The plot follows the lives of two women brought together in exceptional circumstances. Mariam has grown up in a tiny shack in the forest, a shameful outcast from her beloved father’s home. But her childhood ends the day she returns home to find her mother dead. Rejected again by her father and his three jealous wives she is married off to Rasheed, a widower who is thirty years her senior.

Laila is born on the night of the Soviet Coup in 1979 and just 14 when her childhood sweetheart flees Kabul. Barely three weeks later her parents are killed by a stray rocket from which she only just survives. Injured and homeless she is taken in and nursed back to health by Rasheed and Mariam, but with an ulterior motive. Rasheed intends to make her his second wife. She consents as a last option, the only means to protect a secret that is growing inside her. Thrown together as the political climate grows ever more repressive Mariam and Laila could be rivals but they are in the same boat and have a common enemy. What ensues is a story of friendship and camaraderie and the amazing sacrifices parents make for their children.

I once wrote that reading The Kite Runner was like staying at a Butlins in Kabul. Amir’s half-hearted, self-aggrandising remorse and the sense of faux cultural authenticity felt wrong. It was too biographical, too over-sentimental. But the first thing that strikes you about A Thousand Splendid Suns is that reading it is nothing like a stay in a holiday camp. There is very little redemption to be found here, save that of mere survival against overwhelming odds. It is a more powerful and harsh depiction of the Afghan landscape he visited so fleetingly in The Kite Runner. The scene is set in the first chapter when Mariam’s mother offers this prophetic warning:

“Learn this now and lean it well, my daughter: Like a compass needle that points north, a man’s accusing finger always finds a woman.”

A Thousand Splendid Suns is a tale of unmitigated tragedy and hardship. If anything can turn you into a man hater then this it is. It is a catastrophic story about a country smoking in the ruins of war and the degradation men can impose upon women. The novel is a requiem to the years of endless horror and a celebration of a broken city. The title is lifted from a poem about Kabul which Laila remembers her father quoting from, “One could not count the moons that shimmer on her roofs/ Or the thousand splendid suns that hide behind her walls.” Hosseini’s portrayal of Kabul is alive with sights and smells, it is vibrant and instantly recognisable.

Above all this is a story of survival against the odds. It is a tale of love and friendship and sacrifice told in a warm and sympathetic voice. Hosseini is a very talented storyteller: he knows when to set the merest hint of mystery and when to offer a comic interlude. He is adept at creating rounded, powerful characters who make you laugh and cry in equal measure. Where The Kite Runner was a paean to childhood and broken innocence, this is a celebration of parenthood and the power of parental love to triumph even when faced with the most horrific of situations. Ultimately the title could easily have been 'A Thousand Splendid Sons and Daughters,’ it is a homage to all those generations of families who never enjoyed the life they deserved.
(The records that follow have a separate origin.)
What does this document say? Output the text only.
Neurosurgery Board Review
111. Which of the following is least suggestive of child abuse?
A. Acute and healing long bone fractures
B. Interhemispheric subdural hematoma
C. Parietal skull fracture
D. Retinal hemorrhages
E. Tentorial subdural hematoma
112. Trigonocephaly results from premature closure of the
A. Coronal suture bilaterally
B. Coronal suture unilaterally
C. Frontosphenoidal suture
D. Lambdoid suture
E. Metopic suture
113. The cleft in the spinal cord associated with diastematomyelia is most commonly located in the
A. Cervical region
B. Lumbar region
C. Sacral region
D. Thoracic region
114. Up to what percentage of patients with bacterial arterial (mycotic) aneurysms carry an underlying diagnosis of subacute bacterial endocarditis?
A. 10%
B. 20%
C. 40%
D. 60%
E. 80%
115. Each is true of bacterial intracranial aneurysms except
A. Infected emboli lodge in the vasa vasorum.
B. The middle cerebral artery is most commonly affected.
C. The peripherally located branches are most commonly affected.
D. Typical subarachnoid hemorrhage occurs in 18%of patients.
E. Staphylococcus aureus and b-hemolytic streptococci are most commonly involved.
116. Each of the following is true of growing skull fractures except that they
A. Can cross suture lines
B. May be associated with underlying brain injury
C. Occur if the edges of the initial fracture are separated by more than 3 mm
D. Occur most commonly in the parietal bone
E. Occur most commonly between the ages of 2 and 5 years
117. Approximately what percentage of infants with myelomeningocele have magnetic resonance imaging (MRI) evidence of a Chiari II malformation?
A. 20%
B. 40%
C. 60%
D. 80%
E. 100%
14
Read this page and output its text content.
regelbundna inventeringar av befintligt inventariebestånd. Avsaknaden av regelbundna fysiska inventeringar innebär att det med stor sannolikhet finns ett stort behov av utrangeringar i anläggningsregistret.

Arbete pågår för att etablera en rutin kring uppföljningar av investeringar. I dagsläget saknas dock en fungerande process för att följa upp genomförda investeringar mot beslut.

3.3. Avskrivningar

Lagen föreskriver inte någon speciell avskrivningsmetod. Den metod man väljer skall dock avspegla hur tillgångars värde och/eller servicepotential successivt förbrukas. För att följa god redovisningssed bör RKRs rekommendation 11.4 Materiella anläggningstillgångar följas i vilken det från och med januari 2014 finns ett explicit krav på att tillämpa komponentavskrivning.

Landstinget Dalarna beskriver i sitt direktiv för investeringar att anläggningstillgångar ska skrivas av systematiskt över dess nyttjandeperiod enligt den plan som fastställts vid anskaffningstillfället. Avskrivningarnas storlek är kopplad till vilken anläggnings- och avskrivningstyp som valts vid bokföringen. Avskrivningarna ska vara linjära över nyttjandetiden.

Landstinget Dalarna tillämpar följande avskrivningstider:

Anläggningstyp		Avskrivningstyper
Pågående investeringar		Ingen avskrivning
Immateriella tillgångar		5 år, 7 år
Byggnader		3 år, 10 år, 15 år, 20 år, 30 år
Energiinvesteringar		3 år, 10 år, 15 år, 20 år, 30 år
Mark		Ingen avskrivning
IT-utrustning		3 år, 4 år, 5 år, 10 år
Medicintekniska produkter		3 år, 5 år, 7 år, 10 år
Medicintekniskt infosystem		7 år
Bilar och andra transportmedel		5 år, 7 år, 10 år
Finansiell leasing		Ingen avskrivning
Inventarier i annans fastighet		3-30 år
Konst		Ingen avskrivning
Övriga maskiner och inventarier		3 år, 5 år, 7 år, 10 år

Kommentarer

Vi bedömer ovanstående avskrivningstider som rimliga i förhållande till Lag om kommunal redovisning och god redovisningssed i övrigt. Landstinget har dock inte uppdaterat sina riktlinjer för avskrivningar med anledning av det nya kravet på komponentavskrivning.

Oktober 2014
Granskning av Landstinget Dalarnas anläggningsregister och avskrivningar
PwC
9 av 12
The problem with Khaled Hosseini’s fiction is that he can never escape Afghan history. It is a shame that he is unable to steer clear of the events of 9/11, let the history everyone knows about act as an unspoken buffer. It is a sign of weakness in his prose style that he has to tell you everything, he is consistently unable to let events speak for themselves without explicitly stating what he means. You also cannot help but speculate that if he were writing about another country without the contemporary significance of Afghanistan then he would have had less success.

But overall, this book is less sickly sweat that The Kite Runner and the plot is tighter. Its characters are more intimately powerful and the landscape is drawn with a fine and exact brush. The prose remains easy and unpretentious; reading it is a delicious frenzy of conflicting emotions. The bleaker landscape and harrowing plot should not put anyone off for this is a novel well worth reading.